CA Aix-en-Provence, ch. 3 et 1, 1 juillet 2020, n° 19/14632
AIX-EN-PROVENCE
Arrêt
Confirmation
PARTIES
Défendeur :
Maranatha (SAS), AJA (Selarl), SCP BTSG², Colsun Histo France (SAS), Les Mandataires (Sté)
COMPOSITION DE LA JURIDICTION
Président :
M. Calloch
Conseillers :
M. Fohlen, Mme Berquet
FAITS ET PROCÉDURE
Monsieur Renaud C. est associé commanditaire de la Société en Commandite par Action (SCA) HOTELIERE V ASTER ayant pour associé commandité unique et gérant la société MARANATHA SA.
Suivant jugement en date du 27 septembre 2017, le tribunal de commerce de MARSEILLE a ouvert une procédure de redressement judiciaire à l'égard de la société MARANATHA. Il a ensuite ouvert des procédures de redressement judiciaire ou de sauvegarde à l'égard de 130 sociétés en commandite par action constituant le groupe MARANATHA SA, dont la SCA HOTELIERE V ASTER, désignant maître M. et G. en qualité de co-administrateurs et maître L. et S. en qualité de mandataires judiciaires.
Par ordonnance en date du 23 octobre 2017, le président du tribunal de commerce de MARSEILLE a nommé maître DE C. en qualité de liquidateur de la société HOTELIERE V ASTER en application de l'article L 222-11 du code de commerce du fait de l'ouverture de la procédure de redressement de la société MARANATHA.
Par acte en date du 18 juin 2019, monsieur C. a fait assigner devant le juge des référés du tribunal de commerce de MARSEILLE la société MARANATHA, la société HOTELIERE V ASTER, maître DE C., la SELARL AJA & ASSOCIES en qualité de co commissaire à l'exécution du plan de redressement de la société HOTELIERE V ASTER, la société civile professionnelle G. ET ASSOCIES en qualité de co commissaire à l'exécution du plan de redressement de la société HOTELIERE V ASTER, la société civile professionnelle L. & L. en qualité de co mandataire judiciaire de la société HOTELIERE V ASTER et co liquidateur de la société MARNATHA SA et la société BTSG2 en qualité de co mandataire judiciaire de la société HOTELIERE V ASTER et de co liquidateur de la société MARANATHA afin d'obtenir la rétractation de l'ordonnance en date du 23 octobre 2017.
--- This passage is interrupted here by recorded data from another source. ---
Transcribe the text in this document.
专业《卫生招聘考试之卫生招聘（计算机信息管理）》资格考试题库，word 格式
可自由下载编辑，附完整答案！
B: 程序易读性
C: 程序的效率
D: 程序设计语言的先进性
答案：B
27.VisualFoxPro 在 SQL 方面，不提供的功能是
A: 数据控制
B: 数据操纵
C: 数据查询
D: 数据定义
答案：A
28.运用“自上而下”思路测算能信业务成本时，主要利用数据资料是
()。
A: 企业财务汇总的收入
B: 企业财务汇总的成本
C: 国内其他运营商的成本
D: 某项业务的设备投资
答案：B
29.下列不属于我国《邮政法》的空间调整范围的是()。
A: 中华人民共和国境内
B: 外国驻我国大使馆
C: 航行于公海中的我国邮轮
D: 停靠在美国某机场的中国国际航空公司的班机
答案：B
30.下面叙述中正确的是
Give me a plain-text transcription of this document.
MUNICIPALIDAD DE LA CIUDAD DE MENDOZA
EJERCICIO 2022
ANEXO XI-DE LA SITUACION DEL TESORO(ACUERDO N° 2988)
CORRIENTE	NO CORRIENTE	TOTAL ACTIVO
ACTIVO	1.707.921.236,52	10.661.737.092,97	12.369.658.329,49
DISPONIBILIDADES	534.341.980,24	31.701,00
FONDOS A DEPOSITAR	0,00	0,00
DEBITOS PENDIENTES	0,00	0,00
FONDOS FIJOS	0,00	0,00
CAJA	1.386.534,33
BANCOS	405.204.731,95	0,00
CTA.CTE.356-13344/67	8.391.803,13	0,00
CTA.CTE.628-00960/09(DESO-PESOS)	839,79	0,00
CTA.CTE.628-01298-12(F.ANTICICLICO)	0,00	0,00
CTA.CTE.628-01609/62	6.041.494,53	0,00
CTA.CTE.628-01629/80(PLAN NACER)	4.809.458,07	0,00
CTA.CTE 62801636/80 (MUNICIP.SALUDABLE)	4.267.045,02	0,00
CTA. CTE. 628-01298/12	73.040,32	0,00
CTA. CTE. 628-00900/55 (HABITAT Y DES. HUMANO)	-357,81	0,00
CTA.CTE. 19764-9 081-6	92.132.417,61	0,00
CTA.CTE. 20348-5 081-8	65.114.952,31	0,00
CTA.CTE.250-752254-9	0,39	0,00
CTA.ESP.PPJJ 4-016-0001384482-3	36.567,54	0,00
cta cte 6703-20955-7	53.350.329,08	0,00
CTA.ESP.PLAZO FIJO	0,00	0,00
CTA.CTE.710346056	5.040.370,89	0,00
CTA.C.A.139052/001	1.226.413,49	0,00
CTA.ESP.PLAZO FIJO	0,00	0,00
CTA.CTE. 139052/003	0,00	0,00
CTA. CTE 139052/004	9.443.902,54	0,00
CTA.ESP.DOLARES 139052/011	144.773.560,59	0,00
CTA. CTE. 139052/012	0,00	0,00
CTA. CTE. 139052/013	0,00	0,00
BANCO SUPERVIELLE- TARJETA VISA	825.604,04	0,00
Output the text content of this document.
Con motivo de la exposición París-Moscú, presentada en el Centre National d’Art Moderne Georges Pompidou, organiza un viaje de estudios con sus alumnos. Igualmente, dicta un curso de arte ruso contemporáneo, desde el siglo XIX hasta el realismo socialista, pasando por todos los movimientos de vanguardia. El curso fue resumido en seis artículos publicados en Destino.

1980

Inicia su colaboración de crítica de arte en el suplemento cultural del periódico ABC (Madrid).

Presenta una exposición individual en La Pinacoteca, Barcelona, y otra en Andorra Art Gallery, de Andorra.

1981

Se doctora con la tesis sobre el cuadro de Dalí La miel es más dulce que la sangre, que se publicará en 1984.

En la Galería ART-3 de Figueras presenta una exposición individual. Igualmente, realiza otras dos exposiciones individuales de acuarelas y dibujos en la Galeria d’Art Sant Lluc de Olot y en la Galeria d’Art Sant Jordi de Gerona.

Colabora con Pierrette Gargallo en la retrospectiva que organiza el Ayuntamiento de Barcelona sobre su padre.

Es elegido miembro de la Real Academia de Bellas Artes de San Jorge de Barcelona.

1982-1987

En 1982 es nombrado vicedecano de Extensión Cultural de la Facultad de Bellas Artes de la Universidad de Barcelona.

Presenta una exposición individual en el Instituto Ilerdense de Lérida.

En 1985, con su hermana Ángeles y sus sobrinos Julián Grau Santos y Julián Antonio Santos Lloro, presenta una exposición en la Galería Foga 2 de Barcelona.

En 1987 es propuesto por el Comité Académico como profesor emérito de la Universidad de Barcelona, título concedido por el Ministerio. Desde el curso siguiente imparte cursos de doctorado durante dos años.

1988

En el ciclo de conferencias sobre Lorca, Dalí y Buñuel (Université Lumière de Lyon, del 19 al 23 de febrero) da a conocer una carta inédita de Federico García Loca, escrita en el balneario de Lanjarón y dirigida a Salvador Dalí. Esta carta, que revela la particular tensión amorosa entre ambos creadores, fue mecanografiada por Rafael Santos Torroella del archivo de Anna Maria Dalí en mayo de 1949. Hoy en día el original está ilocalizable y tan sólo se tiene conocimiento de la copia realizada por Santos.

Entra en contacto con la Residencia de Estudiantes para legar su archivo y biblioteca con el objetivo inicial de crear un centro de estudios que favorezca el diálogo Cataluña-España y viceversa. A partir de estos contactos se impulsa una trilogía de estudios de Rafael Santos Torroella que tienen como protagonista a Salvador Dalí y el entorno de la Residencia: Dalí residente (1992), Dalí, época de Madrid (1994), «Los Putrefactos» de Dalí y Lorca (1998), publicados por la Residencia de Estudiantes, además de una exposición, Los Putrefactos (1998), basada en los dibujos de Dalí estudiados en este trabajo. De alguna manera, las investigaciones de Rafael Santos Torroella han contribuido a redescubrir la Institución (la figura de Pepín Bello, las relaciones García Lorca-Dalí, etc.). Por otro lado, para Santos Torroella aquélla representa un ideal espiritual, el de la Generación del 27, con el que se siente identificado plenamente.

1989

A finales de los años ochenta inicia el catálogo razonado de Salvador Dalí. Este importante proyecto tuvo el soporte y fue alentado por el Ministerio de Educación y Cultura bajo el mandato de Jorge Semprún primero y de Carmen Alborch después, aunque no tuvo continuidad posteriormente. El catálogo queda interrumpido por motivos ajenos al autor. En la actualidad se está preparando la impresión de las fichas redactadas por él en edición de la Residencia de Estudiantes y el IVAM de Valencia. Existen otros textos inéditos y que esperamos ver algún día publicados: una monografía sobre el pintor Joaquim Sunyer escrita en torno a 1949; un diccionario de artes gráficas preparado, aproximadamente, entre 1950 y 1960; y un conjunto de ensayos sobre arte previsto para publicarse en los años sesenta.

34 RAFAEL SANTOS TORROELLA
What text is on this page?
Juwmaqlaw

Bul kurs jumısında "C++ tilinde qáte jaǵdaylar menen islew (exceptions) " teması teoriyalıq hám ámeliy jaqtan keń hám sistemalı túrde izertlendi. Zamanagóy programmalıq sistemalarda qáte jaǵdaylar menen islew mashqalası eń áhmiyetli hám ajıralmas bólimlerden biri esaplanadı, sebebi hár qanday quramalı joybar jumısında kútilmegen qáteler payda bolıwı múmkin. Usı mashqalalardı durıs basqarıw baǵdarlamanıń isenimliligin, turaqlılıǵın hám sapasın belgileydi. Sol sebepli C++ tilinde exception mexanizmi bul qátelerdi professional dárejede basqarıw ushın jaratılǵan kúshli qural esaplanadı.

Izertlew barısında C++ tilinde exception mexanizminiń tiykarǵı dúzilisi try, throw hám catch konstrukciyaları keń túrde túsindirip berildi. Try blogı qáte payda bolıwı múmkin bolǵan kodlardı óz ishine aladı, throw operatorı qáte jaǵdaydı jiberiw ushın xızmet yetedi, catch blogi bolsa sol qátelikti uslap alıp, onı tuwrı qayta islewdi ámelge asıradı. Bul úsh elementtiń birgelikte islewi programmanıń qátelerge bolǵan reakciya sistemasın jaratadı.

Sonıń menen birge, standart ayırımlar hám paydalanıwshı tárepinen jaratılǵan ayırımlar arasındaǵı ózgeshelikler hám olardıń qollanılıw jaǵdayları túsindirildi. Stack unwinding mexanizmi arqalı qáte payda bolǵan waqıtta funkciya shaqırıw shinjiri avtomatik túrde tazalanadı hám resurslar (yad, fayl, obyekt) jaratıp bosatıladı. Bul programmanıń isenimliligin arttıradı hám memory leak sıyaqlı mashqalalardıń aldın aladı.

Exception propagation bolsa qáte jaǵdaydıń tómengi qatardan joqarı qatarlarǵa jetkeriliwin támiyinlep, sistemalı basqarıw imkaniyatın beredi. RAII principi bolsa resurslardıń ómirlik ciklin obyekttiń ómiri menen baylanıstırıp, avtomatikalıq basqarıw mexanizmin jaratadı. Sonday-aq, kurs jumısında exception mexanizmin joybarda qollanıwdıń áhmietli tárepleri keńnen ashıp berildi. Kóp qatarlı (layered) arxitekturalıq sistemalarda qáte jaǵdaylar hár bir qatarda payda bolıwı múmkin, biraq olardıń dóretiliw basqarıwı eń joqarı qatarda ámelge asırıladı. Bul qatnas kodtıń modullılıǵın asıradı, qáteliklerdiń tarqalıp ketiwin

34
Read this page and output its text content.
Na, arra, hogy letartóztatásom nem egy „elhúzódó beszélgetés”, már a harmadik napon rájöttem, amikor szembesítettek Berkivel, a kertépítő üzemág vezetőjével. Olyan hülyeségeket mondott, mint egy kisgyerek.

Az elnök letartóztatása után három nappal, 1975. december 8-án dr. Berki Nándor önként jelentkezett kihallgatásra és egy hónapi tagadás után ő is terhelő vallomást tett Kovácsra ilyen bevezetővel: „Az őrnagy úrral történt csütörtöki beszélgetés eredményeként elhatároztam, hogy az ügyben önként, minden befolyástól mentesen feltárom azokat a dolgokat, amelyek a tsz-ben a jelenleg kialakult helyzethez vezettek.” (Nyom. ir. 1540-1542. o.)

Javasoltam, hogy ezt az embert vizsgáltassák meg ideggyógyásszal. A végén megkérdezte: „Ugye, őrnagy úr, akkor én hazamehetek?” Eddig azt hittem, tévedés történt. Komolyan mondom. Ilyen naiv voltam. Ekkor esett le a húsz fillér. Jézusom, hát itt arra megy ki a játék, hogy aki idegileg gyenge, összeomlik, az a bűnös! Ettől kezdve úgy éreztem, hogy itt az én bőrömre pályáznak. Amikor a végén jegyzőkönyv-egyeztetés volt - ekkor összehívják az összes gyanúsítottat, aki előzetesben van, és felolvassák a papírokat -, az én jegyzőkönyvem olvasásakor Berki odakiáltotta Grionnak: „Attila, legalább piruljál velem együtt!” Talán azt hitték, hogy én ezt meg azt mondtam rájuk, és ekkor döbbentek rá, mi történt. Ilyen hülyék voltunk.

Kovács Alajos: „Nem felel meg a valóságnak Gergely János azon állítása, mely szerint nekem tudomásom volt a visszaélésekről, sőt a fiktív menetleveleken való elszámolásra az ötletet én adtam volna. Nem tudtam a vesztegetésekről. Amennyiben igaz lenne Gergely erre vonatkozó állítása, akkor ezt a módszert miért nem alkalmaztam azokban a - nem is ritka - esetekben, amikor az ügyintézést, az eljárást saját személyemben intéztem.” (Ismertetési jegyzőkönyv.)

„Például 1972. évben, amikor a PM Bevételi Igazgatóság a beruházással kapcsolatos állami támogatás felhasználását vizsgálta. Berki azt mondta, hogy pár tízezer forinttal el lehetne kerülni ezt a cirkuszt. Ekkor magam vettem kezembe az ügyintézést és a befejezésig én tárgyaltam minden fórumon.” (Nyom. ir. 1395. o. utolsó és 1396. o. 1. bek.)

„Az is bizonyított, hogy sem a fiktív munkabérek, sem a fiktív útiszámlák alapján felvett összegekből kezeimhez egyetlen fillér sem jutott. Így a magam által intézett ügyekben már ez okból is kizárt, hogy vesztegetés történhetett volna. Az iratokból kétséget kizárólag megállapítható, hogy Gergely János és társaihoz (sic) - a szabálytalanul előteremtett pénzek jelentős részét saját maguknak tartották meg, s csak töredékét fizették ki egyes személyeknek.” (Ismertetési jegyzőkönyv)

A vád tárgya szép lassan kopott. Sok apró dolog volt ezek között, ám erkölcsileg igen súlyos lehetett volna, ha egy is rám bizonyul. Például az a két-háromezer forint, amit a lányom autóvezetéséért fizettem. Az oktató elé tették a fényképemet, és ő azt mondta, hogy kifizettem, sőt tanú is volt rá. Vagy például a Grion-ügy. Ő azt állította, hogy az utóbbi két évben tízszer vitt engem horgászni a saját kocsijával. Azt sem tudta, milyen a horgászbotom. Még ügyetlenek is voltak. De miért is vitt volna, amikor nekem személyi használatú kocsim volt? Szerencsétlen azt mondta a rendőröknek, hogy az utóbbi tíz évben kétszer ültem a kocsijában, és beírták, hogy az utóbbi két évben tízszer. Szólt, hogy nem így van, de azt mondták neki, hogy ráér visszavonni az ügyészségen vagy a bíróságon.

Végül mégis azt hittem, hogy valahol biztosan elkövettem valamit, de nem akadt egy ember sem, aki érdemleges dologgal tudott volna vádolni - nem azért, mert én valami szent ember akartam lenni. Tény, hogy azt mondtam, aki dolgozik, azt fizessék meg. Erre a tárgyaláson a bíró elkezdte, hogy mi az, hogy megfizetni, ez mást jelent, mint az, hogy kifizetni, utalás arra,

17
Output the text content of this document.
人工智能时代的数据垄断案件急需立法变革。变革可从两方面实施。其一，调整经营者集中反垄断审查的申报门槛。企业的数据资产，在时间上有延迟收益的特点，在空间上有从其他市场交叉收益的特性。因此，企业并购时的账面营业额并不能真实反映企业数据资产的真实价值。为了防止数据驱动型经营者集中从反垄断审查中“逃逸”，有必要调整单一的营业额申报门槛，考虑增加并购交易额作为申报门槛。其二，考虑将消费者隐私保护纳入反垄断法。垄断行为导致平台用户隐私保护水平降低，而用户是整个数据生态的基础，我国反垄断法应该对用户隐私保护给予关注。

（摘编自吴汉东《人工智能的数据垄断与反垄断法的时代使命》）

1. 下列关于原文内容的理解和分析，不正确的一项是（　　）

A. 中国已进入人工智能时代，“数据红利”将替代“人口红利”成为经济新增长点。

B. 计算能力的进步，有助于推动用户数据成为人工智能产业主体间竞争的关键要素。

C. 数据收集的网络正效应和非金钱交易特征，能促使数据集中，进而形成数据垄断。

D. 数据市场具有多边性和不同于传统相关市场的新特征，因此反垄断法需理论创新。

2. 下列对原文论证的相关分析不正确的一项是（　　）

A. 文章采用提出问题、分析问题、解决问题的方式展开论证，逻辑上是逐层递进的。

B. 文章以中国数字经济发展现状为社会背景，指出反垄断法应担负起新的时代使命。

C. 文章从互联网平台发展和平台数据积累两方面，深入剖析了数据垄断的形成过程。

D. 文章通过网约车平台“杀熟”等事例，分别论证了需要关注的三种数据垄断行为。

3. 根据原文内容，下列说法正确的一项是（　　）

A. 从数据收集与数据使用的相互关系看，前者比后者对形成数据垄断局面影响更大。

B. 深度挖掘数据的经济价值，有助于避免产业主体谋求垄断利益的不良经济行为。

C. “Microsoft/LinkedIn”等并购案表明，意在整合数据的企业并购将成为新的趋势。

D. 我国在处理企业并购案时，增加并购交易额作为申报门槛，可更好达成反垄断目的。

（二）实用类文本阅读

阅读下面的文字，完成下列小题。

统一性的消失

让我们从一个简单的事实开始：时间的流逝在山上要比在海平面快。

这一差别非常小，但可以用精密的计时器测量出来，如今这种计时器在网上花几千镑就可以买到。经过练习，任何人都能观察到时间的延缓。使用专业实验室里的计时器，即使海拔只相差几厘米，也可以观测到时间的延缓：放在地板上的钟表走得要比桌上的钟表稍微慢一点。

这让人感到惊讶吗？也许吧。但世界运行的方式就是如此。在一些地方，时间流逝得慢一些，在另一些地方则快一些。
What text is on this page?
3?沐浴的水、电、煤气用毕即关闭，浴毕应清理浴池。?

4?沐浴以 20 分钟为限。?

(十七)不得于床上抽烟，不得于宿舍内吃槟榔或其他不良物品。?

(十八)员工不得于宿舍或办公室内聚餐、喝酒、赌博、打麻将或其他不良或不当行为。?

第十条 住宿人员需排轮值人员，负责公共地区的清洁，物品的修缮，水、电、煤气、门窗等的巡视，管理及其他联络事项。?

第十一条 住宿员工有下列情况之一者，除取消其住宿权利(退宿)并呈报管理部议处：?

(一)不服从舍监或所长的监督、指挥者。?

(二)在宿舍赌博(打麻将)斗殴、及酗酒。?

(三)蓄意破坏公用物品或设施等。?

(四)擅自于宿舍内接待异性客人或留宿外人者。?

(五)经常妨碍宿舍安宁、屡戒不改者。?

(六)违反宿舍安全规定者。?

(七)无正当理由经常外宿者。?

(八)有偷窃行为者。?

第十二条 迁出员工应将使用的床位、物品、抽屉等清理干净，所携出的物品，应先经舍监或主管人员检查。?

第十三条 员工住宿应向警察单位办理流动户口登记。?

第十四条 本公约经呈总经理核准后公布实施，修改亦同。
La société COLSUN HISTO et monsieur B. sont intervenus volontairement à la cause.
Suivant ordonnance en date du 11 juillet 2019, le juge des référés a déclaré recevables les interventions volontaires, irrecevable monsieur C. en sa demande de rétraction et a confirmé l'ordonnance du 23 octobre 2017 dans l'intégralité de ses dispositions. Il a condamné monsieur C. à verser à chacun des défendeurs la somme de 1 500 € en application de l'article 700 du code de procédure civile.
Monsieur C. a interjeté appel de cette ordonnance par déclaration enregistrée au greffe le 17 septembre 2019.
Par ordonnance en date du 24 février 2020, le président de la chambre a clôturé l'instruction et a renvoyé le dossier à l'audience du 23 mars 2020. Cette audience a été renvoyée au 11 juin 2020 en raison de l'état d'urgence sanitaire.
A l'appui de son appel, par conclusions déposées au greffe le 14 février 2020, monsieur C. soutient que sa demande en rétractation est fondée sur les dispositions générales de l'article 496 du code de procédure civile, et non sur les dispositions de l'article R 237-12 du Code de commerce, inapplicables à l'espèce dès lors que les statuts de la société en commandite par action prévoient les modalités de désignation du liquidateur, à savoir la nomination par l'assemblée générale. Monsieur C. affirme que l'ordonnance désignant maître DE C. n'a pas fait l'objet d'une publication au BODACC et dans un journal d'annonces légales dans les formes prévues par l'article R 237-2 du Code de commerce, ce qui interdirait la voie de l'opposition pour contester cette décision. Il affirme enfin que le quitus éventuellement donné lors des assemblées générales ne la priverait pas de contester la décision de nomination du liquidateur elle-même. Monsieur C. conclut en conséquence à l'infirmation de la décision ayant jugé irrecevable sa demande en rétractation.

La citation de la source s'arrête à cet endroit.